Before the atrocious explosions that targeted Charlie Hebdo last year, there were many people outside of Paris who hadn’t heard of this satirical newspaper. But the terrorist attack that resulted in the deaths of 11 people dealt a harsh blow to those who believe that freedom of expression is a basic human right. The murder of Charlie Hebdo journalists, which the terrorists carried out in cold blood, raised a shock in all modern societies, prompting their leaders to rally in Paris in solidarity with the French people in condemning the attack against freedom of expression. It was also the reason for issuing the hashtag “I am Charlie” (#JeSuisCharlie), in a front of global attention; many Muslims used it to reconfirm the reality that it is impossible for these monsters to represent the point of view of a real Muslim in any way.
After the newspaper experienced this dreadful ordeal, it published the next issue on time. In solidarity with the newspaper, the people who hadn’t heard of it before stood with Charlie Hebdo: Those who do not agree with their views nor find their comics funny were buying the issue. They sold millions of copies of the issue following the attack on the newspaper. Previously its sales had never exceeded 60,000.

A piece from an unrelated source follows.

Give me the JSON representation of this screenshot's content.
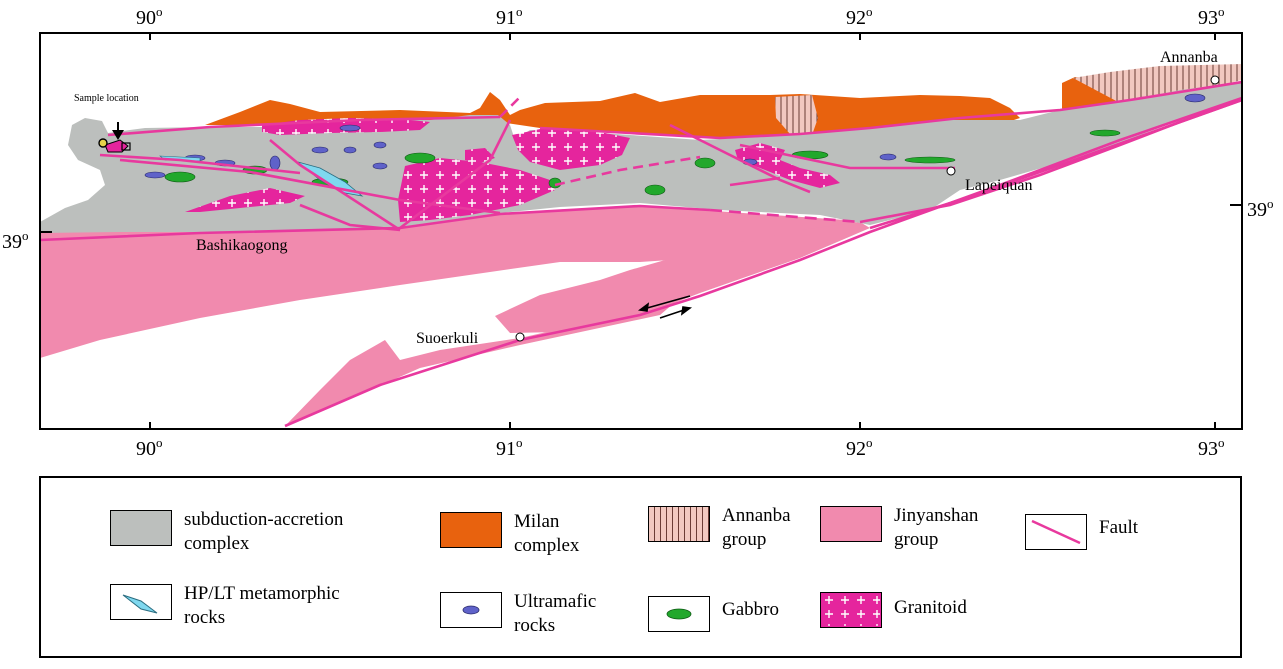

Last week, talk about the newspaper Charlie Hebdo was renewed in the news once again, but this time, it wasn’t considered a symbol of freedom of expression. Instead, it was an example of racism disguised as art. After German women in Cologne experienced sexual harassment on New Year’s Day at the hand of immigrants, Charlie Hebdo published a caricature that depicted the body of the Syrian immigrant boy Aylan Kurdi (3 years old). The waves swept his body onto a Turkish beach after the boat [he was traveling in] sank, along with those on board who were seeking asylum. In the comic, Aylan grows up with the face of a monkey, and he becomes the rapist who attacked the German women.
The picture of little Aylan lying dead, thrown on the Turkish beach, shocked the international conscience to the core, embodying the absolute horror of which human greed and lust for power are capable. While the world was trying to absorb the terrible fate of this child, the artists of Charlie Hebdo thought they would be “funny” by using this small, beautiful, distinctly innocent child in a racist work that was disguised as art and distorted little Aylan. Not surprisingly, social media soon ignited with surprised reactions about this cruel and racist caricature that’s unable to be considered anything but a piece of propaganda promoting hatred that shouldn’t have a place in the world in which we live today.
I wasn’t surprised to see this filth that came from the Charlie Hebdo newspaper, and I really didn’t expect anything less than that. As I said, most people hadn’t heard of Charlie Hebdo before the attacks, and following the attacks, they didn’t have knowledge of their unimaginable vileness. The work that Charlie Hebdo publishes doesn’t differ from black propaganda or religious extremist propaganda, which falsifies any idea one has of “the other” and provokes discrimination. This is happening at a time when the United States government began removing racist expressions from great literary works and came under pressure for taking down statues of righteous figures in American history for their involvement in the slave trade. That is because the U.S. Constitution, which protects freedom of expression, also limits this freedom.
Despite the horror that haunted me from the brutality of the attacks against Charlie Hebdo and the strong fear of losing freedoms of the press, I never once said, “I am Charlie” … Let’s face it, neither you nor I are Charlie. Neither you nor I could enter a room some day and call a person who is different from us a monkey. And we won’t sit with a person of a different religion and humiliate their religious views and beliefs. And we won’t at all consider the lifeless body of a child as a joke that provokes laughter.
I will never say “I am Charlie Hebdo” because I am not Charlie and never will be.